Kenduri Cinta
  • Beranda
  • Mukadimah
  • Reportase
  • Esensia
  • Sumur
  • Video
  • Karya
  • Kontak
No Result
View All Result
  • Beranda
  • Mukadimah
  • Reportase
  • Esensia
  • Sumur
  • Video
  • Karya
  • Kontak
No Result
View All Result
Home Esensia

Ketika Rupee, Demokrasi, dan Kepercayaan Pecah di Cermin yang Sama

Toto Rahardjo by Toto Rahardjo
September 14, 2025
in Esensia
Reading Time: 8 mins read
Ketika Rupee, Demokrasi, dan Kepercayaan Pecah di Cermin yang Sama

BAYANGKAN sebuah negeri di ketinggian, Himalaya yang menjulang, di mana langit dekat sekali dengan kepala manusia, tetapi justru suara mereka diputus di bumi. Nepal, negeri yang sering kita dengar dari legenda para pendaki, kini berubah menjadi sebuah laboratorium kecil: bagaimana suara rakyat, yang terhubung lewat kabel-kabel tak terlihat, bisa lebih dahsyat dari gempa yang pernah mengguncang lembah Kathmandu.

Pemerintah menutup Facebook, WhatsApp, Instagram—seolah-olah dengan mematikan saklar listrik, gelombang protes akan mereda.
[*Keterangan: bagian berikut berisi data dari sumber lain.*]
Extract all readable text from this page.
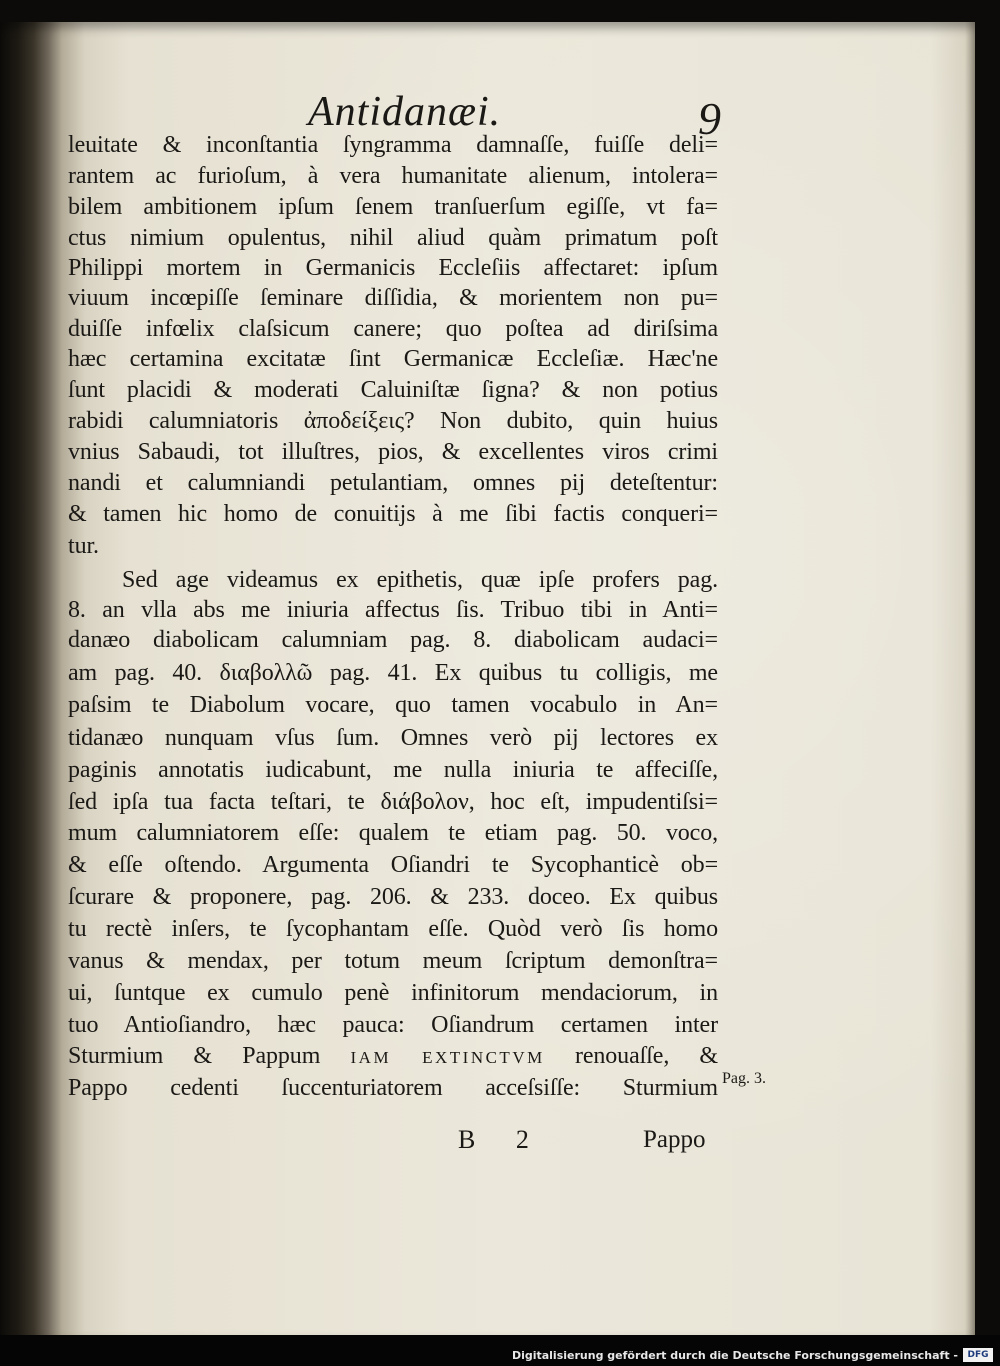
Antidanæi.	9
leuitate & inconſtantia ſyngramma damnaſſe, fuiſſe deli=
rantem ac furioſum, à vera humanitate alienum, intolera=
bilem ambitionem ipſum ſenem tranſuerſum egiſſe, vt fa=
ctus nimium opulentus, nihil aliud quàm primatum poſt
Philippi mortem in Germanicis Eccleſiis affectaret: ipſum
viuum incœpiſſe ſeminare diſſidia, & morientem non pu=
duiſſe infœlix claſsicum canere; quo poſtea ad diriſsima
hæc certamina excitatæ ſint Germanicæ Eccleſiæ. Hæc'ne
ſunt placidi & moderati Caluiniſtæ ſigna? & non potius
rabidi calumniatoris ἀποδείξεις? Non dubito, quin huius
vnius Sabaudi, tot illuſtres, pios, & excellentes viros crimi
nandi et calumniandi petulantiam, omnes pij deteſtentur:
& tamen hic homo de conuitijs à me ſibi factis conqueri=
tur.
Sed age videamus ex epithetis, quæ ipſe profers pag.
8. an vlla abs me iniuria affectus ſis. Tribuo tibi in Anti=
danæo diabolicam calumniam pag. 8. diabolicam audaci=
am pag. 40. διαβολλῶ pag. 41. Ex quibus tu colligis, me
paſsim te Diabolum vocare, quo tamen vocabulo in An=
tidanæo nunquam vſus ſum. Omnes verò pij lectores ex
paginis annotatis iudicabunt, me nulla iniuria te affeciſſe,
ſed ipſa tua facta teſtari, te διάβολον, hoc eſt, impudentiſsi=
mum calumniatorem eſſe: qualem te etiam pag. 50. voco,
& eſſe oſtendo. Argumenta Oſiandri te Sycophanticè ob=
ſcurare & proponere, pag. 206. & 233. doceo. Ex quibus
tu rectè inſers, te ſycophantam eſſe. Quòd verò ſis homo
vanus & mendax, per totum meum ſcriptum demonſtra=
ui, ſuntque ex cumulo penè infinitorum mendaciorum, in
tuo Antioſiandro, hæc pauca: Oſiandrum certamen inter
Sturmium & Pappum IAM EXTINCTVM renouaſſe, &
Pappo cedenti ſuccenturiatorem acceſsiſſe: Sturmium Pag. 3.
B 2	Pappo
Digitalisierung gefördert durch die Deutsche Forschungsgemeinschaft -	DFG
Tetapi sejarah selalu punya ingatan lain. Kekuasaan, dari masa ke masa, percaya bahwa yang bisa dikendalikan hanyalah mulut manusia. Padahal hari ini, “mulut” itu sudah berubah menjadi layar kecil di genggaman. Menutup layar bukan berarti mematikan kata. Justru kata melompat, berlipat ganda, seperti gema di jurang Himalaya.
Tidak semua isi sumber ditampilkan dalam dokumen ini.